To explore new methods of treating Graves′ disease (GD) by targeting thyroid stimulating hormone receptor (TSHR) and intercellular adhesion molecule-1 (ICAM-1).

The small interfering RNA (siRNA) targeting TSHR and the ICAM-1 monoclonal antibody (mAb) were designed and synthesized. Thirty GD model mice were randomly divided into siRNA treatment group, ICAM-1 mAb treatment group, and untreated GD group (10 mice in each group), and 10 normal mice were taken as blank control. Serum thyroxine (T₄), thyroid stimulating hormone (TSH), TSH receptor-stimulating antibody (TSAb) and TSH-stimulation blocking antibody (TSBAb) were measured before and after treatment. At the end of the treatment, body mass and heart rate of mice in each group were measured, and thyroid uptake of ⁹⁹Tc^mO₄^-, thyroid size and pathological changes were evaluated. Independent-sample t test, paired t test and one-way analysis of variance were used to analyze data.

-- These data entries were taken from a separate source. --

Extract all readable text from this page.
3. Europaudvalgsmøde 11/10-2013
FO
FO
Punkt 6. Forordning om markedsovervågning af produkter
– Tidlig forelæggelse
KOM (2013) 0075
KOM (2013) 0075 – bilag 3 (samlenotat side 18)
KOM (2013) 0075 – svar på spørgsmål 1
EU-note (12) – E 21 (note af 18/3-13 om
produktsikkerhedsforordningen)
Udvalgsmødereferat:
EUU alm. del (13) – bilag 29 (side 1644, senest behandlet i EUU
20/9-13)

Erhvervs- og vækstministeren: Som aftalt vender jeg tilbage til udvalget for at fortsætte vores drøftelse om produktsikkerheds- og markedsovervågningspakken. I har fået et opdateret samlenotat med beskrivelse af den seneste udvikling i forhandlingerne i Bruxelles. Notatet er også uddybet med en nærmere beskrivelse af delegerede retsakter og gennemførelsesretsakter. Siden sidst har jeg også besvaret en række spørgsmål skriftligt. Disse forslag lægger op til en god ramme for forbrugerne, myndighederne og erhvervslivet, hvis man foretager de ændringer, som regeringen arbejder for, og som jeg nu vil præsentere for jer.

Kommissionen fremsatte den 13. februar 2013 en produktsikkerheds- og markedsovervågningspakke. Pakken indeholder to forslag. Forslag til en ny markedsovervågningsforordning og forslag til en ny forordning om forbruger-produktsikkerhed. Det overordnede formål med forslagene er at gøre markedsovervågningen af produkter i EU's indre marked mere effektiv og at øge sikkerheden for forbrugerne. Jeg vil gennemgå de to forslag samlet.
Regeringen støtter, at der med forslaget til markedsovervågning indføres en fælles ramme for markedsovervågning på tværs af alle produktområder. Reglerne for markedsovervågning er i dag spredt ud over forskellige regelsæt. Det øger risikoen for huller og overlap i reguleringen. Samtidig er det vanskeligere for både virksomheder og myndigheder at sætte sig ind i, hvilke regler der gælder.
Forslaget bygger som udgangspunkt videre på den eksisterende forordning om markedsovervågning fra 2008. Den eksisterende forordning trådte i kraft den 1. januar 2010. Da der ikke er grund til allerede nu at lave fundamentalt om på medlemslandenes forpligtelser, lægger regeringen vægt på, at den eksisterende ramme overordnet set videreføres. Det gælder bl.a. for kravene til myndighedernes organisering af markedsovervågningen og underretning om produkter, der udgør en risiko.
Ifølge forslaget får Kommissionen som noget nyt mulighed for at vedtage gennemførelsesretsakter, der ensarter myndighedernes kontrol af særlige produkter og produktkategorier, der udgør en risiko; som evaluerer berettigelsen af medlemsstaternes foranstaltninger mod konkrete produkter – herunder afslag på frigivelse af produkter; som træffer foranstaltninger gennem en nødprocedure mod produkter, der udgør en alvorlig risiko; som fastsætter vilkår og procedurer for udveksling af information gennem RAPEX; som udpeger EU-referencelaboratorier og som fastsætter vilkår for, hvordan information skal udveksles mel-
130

After three treatments, the body mass of mice in siRNA group and ICAM-1 mAb group were significantly lower than that of normal mice (F=3.50, P=0.025); the heart rates of the mice in two groups were significantly lower than that of untreated GD mice (F=24.73, P<0.001). Heart rate of mice treated with siRNA decreased significantly, close to that of normal mice. After treatment, the serum T₄((27.58±1.94) vs (65.71±6.89) μg/L, (27.24±3.50) vs (70.84±8.46) μg/L), TSAb ((331.44±43.38) vs (457.33±45.85) mU/L, (275.16±45.80) vs (443.91±42.32) mU/L) and TSBAb ((13.94±1.11) vs (15.83±5.92) mU/L, (14.59±1.02) vs (17.05±6.16) mU/L) levels of mice in both siRNA group and ICAM-1 mAb group significantly decreased (t values: 4.45-10.87, all P<0.05), while the serum TSH levels of mice in two groups significantly increased ((0.13±0.05) vs (0.04±0.05) mU/L, (1.46±0.34) vs (0.06±0.03) mU/L; t values: -2.22, -5.87, P values: 0.007, <0.001). The elevated TSH level and decreased TSAb level of mice treated with ICAM-1 mAb were significantly different from those treated with siRNA (t values: 1.03, -1.63, P values: 0.002, 0.031). After treatment, the uptake of ⁹⁹Tc^mO₄^- in part of the thyroid lobes of mice was decreased, and the enlargement degree of the corresponding lobes was reduced. The thyroid pathology of mice in the treated groups showed that the absorption vacuoles of thyroid follicles were reduced, and the phenomenon of thinner colloids was improved. No obvious damage was observed in the heart, liver and kidneys of the mice.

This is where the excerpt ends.